Quantos barcos, quantos barcos!

Quantos negros, quantos negros!

Que longo fulgor de canas!

Que látego o do escravagista!

Pedra de pranto e de sangue,

veias e olhos entreabertos,

e madrugadas vazias,

e entardeceres de engenho,

e uma grande voz, forte voz,

despedaçando o silêncio.

Quantos barcos, quantos barcos,

quantos negros!

 

Sombras que só eu vejo,

me escoltam meus dois avôs.

 

Dom Federico grita comigo

e Taita Facundo se cala;

os dois sonham noite adentro

e vagueiam, vagueiam.

Eu os reúno,

  – Federico!

Facundo! Os dois se abraçam.

Os dois suspiram.

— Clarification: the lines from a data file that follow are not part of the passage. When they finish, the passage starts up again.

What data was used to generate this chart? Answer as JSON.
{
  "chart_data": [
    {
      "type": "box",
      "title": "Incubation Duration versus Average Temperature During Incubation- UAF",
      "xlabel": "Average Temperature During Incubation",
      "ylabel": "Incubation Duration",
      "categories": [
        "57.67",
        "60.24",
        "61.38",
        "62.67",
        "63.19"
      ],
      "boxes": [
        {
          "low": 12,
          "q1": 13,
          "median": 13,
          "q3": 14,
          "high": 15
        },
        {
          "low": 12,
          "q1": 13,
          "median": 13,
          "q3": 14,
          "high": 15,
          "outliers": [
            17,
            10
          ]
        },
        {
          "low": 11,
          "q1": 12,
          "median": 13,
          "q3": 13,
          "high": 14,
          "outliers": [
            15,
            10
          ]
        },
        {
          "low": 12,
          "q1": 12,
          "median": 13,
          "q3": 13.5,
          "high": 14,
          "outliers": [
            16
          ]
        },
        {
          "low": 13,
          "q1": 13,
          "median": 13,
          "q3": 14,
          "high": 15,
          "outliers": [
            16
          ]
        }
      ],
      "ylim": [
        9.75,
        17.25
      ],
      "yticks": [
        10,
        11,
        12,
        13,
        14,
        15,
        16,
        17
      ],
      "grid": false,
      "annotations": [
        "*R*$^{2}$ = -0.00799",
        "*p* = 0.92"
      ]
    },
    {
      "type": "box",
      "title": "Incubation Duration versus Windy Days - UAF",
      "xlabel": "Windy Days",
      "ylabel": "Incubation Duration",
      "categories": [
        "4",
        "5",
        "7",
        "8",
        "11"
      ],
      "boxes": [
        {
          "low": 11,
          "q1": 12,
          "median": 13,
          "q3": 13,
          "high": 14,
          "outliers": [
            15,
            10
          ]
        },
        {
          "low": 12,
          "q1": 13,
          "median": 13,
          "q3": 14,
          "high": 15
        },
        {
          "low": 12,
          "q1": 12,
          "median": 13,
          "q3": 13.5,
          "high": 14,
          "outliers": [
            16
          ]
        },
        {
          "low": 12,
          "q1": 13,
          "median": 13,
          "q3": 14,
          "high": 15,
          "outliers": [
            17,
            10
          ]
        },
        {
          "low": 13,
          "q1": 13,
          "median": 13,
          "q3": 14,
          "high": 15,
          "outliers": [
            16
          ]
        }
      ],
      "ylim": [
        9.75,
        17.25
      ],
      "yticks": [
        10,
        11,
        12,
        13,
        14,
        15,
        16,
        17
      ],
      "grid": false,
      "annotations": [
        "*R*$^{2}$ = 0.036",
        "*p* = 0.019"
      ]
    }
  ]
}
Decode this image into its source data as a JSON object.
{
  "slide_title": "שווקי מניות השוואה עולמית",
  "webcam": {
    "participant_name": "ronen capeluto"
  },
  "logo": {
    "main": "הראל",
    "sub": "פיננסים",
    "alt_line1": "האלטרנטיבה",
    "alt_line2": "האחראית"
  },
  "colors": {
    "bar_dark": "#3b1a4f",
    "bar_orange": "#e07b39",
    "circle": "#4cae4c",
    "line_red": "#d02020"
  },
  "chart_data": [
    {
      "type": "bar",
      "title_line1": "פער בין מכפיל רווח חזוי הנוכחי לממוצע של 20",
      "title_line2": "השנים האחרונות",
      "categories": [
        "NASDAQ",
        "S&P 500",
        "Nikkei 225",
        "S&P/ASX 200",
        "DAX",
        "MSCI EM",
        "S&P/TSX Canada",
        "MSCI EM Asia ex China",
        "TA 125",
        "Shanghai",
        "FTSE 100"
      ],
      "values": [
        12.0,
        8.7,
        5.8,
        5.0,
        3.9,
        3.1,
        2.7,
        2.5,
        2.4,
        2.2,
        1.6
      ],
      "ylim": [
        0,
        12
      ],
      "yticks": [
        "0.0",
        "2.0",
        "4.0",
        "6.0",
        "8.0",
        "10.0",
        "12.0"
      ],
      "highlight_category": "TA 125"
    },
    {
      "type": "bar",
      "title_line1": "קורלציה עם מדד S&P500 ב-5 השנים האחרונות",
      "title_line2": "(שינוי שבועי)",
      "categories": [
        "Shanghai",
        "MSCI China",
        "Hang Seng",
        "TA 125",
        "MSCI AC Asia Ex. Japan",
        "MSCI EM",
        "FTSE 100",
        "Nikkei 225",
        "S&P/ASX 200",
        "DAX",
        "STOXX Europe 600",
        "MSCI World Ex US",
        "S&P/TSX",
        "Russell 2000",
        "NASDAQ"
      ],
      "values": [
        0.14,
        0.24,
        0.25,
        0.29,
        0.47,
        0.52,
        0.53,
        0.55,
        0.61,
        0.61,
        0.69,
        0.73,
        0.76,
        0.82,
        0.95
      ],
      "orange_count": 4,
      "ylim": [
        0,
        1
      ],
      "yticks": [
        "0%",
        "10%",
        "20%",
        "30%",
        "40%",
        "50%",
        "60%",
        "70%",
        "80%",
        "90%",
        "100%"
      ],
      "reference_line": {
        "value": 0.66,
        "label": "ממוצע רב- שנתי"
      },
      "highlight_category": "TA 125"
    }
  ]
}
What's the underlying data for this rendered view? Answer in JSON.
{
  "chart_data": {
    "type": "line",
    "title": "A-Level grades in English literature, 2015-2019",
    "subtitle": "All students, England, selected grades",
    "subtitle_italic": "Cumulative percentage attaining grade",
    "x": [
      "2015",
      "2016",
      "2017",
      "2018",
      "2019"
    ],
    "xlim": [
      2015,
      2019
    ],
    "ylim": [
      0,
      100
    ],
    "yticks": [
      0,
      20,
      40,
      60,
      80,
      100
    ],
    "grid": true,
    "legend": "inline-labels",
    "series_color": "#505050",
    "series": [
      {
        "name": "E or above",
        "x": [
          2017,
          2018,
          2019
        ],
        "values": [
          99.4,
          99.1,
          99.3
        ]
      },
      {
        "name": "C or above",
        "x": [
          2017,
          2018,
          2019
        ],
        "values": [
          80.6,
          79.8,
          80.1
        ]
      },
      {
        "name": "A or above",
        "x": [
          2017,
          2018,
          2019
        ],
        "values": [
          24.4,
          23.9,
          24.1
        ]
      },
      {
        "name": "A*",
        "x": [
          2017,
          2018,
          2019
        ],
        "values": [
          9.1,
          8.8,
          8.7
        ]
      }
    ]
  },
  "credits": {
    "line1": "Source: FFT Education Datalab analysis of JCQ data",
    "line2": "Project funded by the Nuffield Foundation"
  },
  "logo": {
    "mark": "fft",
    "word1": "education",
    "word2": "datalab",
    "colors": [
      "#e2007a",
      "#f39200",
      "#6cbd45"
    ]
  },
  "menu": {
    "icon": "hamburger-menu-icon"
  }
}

Os dois

erguem seus crânios robustos;

os dois do mesmo tamanho,

sob as altas estrelas;

os dois do mesmo tamanho,

ânsia negra e ânsia branca;

os dois do mesmo tamanho,

gritam, sonham, choram, cantam.

Sonham, choram, cantam.

Choram, cantam.

Cantam!

 

Referência:

 

GUILLÉN, Nicolás. Balada de los dos abuelos. In: __________. Man-making words. Selected poems of Nicolás Guillén translated, annotated, with an introduction by Robert Márquez and David Arthur McMurray. A bilingual edition: Spanish x English. La Habana, CU: Editorial de Arte y Literatura, 1973. p. 66, 68 y 70.